This procedure is performed during flexible bronchoscopy and is useful in the diagnosis of pulmonary infections and may be useful in the diagnosis of parenchymal lung disease.
The site of BAL should be guided by available radiology.
  1. Once the site for BAL has been chosen, the bronchoscope should be advanced until the desired site is reached.

  2. The bronchoscope should then be wedged in to a position where the lumen of the bronchus is occluded by the bronchoscope

  3. Whilst the bronchoscope is in this position, 60-180mls of normal saline should be instilled in to the segment

  4. Low-pressure suction should then be applied to retrieve the sample. The aim should be to apply enough suction to retrieve the sample without causing airway collapse.

  5. To ensure an adequate sample is retrieved it is useful to have tubing with several containers in series attached to the suction pump.

  6. Some centres employ a syringe to retrieve the sample from the same port that the saline is instilled through.

This procedure is performed for visible airway abnormalities, most commonly in the diagnosis of suspected lung cancer. Once again, radiology should be available to plan where sampling should occur. There are several types of biopsy forceps, most commonly alligator or open cup forceps are used. Studies have not demonstrated any advantage of one type of forceps over the other in diagnostic yield.
  1. The bronchoscope should be advanced until the endobronchial lesion is visualised.

  2. Secure the bronchoscope in this position so that the abnormality can be fully visualised, then advance the forceps in the closed position through the working channel of the bronchoscope.

  3. Once the forceps are visualised at the distal end of the bronchoscope the forceps can be opened.

  4. Whilst keeping the bronchoscope still the forceps should be advanced in the open position towards the abnormality.

  5. Once the target is reached the forceps should be closed trapping as much tissue as possible.

  6. The forceps should be retracted and removed from the working channel of the bronchoscope.
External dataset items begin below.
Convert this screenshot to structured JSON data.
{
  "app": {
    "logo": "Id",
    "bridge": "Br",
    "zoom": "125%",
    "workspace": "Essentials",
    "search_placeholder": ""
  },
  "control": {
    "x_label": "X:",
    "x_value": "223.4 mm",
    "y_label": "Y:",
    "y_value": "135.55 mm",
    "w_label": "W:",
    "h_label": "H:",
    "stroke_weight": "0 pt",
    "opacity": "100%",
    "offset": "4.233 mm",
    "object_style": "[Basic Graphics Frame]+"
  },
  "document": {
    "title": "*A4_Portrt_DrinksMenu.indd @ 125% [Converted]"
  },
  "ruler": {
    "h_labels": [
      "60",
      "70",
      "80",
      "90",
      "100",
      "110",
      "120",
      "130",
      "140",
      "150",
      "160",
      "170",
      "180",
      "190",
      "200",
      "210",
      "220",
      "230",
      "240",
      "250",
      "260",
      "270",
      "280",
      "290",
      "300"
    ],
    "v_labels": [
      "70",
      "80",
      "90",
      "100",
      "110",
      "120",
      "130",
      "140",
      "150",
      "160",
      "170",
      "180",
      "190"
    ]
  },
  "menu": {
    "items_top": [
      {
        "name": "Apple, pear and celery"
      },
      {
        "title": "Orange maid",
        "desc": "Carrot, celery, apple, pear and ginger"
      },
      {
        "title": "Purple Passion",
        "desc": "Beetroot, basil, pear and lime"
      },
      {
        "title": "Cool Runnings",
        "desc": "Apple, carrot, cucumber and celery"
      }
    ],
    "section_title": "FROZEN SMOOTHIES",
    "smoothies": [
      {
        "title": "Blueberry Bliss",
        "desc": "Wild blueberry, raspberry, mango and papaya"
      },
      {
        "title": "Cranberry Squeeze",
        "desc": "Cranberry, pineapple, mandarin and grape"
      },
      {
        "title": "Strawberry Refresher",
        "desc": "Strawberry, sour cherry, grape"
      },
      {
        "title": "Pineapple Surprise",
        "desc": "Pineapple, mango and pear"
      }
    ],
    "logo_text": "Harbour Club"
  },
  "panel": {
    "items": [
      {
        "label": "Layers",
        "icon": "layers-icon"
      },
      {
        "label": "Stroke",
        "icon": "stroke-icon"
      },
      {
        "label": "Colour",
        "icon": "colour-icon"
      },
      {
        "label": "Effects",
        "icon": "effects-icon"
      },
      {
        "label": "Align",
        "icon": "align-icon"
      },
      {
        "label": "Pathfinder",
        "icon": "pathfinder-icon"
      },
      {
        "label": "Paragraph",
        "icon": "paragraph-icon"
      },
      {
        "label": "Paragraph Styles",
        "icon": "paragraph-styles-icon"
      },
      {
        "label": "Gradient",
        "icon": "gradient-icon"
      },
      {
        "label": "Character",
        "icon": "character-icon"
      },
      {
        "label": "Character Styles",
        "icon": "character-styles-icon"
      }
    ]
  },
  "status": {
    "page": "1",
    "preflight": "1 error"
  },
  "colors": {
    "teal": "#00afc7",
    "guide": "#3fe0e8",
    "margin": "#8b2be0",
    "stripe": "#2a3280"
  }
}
  7. A "tugging" sensation may be felt whilst retracting the forceps.

  8. Once the sample has been removed from the forceps, it should be reinserted into the working channel and the procedure repeated 5-6 times.

This procedure is performed to gain cytology samples in areas of abnormal mucosa or endobronchial lesions. Although no evidence exists for which procedure is performed first we suggest that endobronchial biopsies are performed prior to brushings.
  1. Once the area of abnormality is detected the bronchial brush is inserted through the working channel of the bronchoscope in its retracted position in its protective sheath

  2. Once the bronchial brush is seen at the distal end of the bronchoscope the brush can be pushed out (opened)

  3. The brush is then advanced towards the lesion and moved back and forth over the lesion several times

  4. The brush is then retracted into its sheath (closed) and removed from the working channel

  5. The procedure is repeated

This procedure is performed via flexible bronchoscopy, to aid the diagnosis of parenchymal lung disease. Unlike endobronchial biopsy this procedure can be performed "blind", without direct visualisation of the lesion. Some centres chose to perform this procedure with radiological guidance (fluoroscopy), diagnostic yield does not differ between methods. Accurate radiological imaging is essential to guide the bronchoscopist to the lung parenchyma with the greatest potential diagnostic yield in non-diffuse interstitial disease.
  1. The bronchoscope is advanced as far as possible into the area of the lung to be biopsied

  2. The forceps are then inserted into the working channel and advanced as far as possible

  3. At this point the forceps are retracted 1 cm to avoid a biopsy of the pleura Instruct the patient to take a slow deep breath in. The forceps are then opened during inspiration

  4. Instruct the patient to breathe out slowly, whilst the patient is breathing out the forceps are advanced and closed

  5. The forceps are then removed and the sample retrieved

    Warning: Do not take the biopsy if the patient experience pain when forceps is pulled back or removed, pleura could have been caught in the forceps. Open forceps and remove without biopsy.

  6. The procedure is repeated a further 5-6 times

    Clinical Tip: Whilst performing a TBLB co-operation of the patient is necessary. Patients should be able to follow commands and light sedation is therefore advised.